1. Verwendete Begriffe:

Die Firma Buck GmbH wird nachstehend als „Verkäufer“, der Kunde des Verkäufers wird nachstehend als „Käufer“ und der Hersteller der verkauften Ware als „Hersteller“ bezeichnet.

2. Geltung der Bedingungen:

Die „Verkaufsbedingungen“ des Verkäufers gelten in den Fällen, in denen der Verkäufer nicht als Handelsvertreter Kauf- oder Werkverträge vermittelt, sondern in jenen Fällen, in denen der Verkäufer als Händler im eigenen Namen handelt. Zwischen Verkäufer und Käufer besteht Einigkeit, dass, soweit nachstehend oder vertraglich nichts Abweichendes vereinbart wird, die Allgemeinen Geschäftsbedingungen des Herstellers zwischen dem Verkäufer und dem Käufer gelten.

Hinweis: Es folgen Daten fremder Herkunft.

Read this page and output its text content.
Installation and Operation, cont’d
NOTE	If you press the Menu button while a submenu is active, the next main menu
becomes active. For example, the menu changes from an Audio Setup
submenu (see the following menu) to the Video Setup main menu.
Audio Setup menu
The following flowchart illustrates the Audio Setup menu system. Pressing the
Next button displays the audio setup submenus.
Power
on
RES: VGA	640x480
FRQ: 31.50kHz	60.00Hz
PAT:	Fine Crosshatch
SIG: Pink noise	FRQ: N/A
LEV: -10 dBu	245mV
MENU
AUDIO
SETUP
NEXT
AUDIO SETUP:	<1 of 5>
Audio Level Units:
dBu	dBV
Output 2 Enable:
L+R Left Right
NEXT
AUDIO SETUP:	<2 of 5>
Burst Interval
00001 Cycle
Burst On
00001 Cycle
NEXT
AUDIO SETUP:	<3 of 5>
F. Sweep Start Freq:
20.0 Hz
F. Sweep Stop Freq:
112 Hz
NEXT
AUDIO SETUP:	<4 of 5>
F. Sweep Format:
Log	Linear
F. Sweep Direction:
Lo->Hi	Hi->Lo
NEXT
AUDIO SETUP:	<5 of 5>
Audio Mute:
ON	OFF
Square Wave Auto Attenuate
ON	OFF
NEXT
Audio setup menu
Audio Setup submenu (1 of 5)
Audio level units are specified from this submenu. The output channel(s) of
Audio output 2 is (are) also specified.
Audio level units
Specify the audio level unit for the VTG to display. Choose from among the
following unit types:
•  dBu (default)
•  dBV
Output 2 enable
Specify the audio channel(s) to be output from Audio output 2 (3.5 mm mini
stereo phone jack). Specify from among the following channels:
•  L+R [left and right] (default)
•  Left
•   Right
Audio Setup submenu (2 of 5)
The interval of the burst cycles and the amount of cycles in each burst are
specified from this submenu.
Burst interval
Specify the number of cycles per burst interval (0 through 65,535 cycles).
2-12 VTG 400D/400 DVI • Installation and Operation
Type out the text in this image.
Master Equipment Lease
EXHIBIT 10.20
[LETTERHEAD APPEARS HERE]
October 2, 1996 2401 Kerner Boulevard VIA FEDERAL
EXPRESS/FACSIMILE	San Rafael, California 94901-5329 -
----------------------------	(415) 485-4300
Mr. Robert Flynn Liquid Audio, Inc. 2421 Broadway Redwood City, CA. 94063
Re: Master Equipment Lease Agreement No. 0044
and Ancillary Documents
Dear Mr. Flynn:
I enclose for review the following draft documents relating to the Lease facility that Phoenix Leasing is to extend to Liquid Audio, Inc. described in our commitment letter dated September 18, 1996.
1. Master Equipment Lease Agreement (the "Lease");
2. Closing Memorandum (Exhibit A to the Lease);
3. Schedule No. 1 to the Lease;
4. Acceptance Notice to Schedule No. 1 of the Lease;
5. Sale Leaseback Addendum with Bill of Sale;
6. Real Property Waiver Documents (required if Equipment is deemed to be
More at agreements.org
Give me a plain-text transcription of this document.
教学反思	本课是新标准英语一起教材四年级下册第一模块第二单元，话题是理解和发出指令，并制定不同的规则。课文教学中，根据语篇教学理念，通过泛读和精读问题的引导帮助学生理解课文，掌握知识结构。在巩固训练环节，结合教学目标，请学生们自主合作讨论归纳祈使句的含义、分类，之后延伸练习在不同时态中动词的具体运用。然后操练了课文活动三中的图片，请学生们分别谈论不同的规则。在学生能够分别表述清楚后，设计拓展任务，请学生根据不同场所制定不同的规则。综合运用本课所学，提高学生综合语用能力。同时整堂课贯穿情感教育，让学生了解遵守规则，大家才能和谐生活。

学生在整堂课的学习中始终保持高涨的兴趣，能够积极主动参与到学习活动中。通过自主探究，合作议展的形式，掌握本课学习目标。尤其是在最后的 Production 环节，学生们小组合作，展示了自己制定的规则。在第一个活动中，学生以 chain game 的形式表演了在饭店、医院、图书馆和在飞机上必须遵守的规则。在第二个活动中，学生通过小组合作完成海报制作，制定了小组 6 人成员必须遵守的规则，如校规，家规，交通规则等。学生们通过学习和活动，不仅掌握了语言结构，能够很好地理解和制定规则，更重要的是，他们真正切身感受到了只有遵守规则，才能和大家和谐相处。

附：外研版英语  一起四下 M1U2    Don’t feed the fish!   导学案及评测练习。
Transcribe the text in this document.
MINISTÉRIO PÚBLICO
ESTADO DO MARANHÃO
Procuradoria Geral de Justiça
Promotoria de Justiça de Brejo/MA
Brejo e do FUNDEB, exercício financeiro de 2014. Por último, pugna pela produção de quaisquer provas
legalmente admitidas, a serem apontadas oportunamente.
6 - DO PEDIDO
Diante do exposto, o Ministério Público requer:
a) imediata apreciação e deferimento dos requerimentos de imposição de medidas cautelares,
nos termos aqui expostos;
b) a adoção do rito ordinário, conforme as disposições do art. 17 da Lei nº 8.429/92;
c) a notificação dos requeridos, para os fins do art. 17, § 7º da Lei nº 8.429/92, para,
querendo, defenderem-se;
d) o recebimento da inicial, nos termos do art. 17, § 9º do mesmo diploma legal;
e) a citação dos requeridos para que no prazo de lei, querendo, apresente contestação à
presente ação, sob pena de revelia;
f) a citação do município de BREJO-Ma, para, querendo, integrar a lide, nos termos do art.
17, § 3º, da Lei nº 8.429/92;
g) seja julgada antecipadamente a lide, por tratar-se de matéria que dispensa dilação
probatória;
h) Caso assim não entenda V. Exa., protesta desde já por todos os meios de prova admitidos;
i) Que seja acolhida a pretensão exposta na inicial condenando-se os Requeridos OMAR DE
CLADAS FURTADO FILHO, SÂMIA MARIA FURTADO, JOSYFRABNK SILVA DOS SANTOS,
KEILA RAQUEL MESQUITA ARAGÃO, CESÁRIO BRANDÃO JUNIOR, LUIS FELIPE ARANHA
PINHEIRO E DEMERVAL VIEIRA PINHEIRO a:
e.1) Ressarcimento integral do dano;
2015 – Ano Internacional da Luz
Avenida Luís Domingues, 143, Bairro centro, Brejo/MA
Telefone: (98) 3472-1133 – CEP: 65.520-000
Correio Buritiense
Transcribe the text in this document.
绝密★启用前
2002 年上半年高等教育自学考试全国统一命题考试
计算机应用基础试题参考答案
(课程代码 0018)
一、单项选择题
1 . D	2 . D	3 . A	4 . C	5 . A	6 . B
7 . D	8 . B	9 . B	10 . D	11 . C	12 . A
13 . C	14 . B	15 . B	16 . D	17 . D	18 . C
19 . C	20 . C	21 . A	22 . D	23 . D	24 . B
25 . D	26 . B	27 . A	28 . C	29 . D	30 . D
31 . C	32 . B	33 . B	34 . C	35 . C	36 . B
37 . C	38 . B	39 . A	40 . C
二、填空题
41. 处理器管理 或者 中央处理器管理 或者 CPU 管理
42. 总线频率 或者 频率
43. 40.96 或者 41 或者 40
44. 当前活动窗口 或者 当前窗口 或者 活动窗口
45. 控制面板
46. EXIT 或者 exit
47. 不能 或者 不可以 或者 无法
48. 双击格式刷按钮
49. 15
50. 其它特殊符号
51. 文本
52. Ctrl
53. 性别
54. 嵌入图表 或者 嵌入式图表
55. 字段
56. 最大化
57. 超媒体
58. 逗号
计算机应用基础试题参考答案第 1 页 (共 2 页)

3. Angebot und Vertragsschluss:

Die Angebote des Verkäufers sind freibleibend und unverbindlich. Annahmeerklärungen und sämtliche Bestellungen bedürfen zur Rechtswirksamkeit der schriftlichen Bestätigung des Verkäufers. Das Gleiche gilt für Ergänzungen, Abänderungen oder Nebenabreden. Die Mitteilung durch Telefax genügt der Schriftform.

4. Preise:

Die Preise verstehen sich, falls nicht anders vereinbart, ab Lager ausschließlich Verpackung, die gesondert berechnet wird.
Wird die Verpackung innerhalb von 8 Tagen nach Empfang der Ware ohne wesentliche Beschädigung an den Verkäufer zurückgesandt, erhält der Käufer hierfür eine Gutschrift in Höhe des für die Verpackung in Rechnung gestellten Betrages abzüglich einer angemessenen Wertminderung.

5. Zahlung:

Soweit nichts anderes vereinbart, sind Rechnungen des Verkäufers innerhalb von 10 Tagen mit 2% Skonto oder 30 Tagen netto zahlbar. Für Maschinen gelten die im Angebot angegebenen Bedingungen. Eine Zahlung gilt erst dann als erfolgt, wenn der Verkäufer über den Betrag verfügen kann. Im Falle von Schecks gilt die Zahlung erst als erfolgt, wenn der Scheck eingelöst wird. Gerät der Käufer in Verzug, so ist der Verkäufer berechtigt, von dem betreffenden Zeitpunkt ab Zinsen in Höhe des von den Geschäftsbanken berechneten Zinssatzes für offene Kontokorrentkredite zuzüglich der gesetzlichen Umsatzsteuer zu berechnen.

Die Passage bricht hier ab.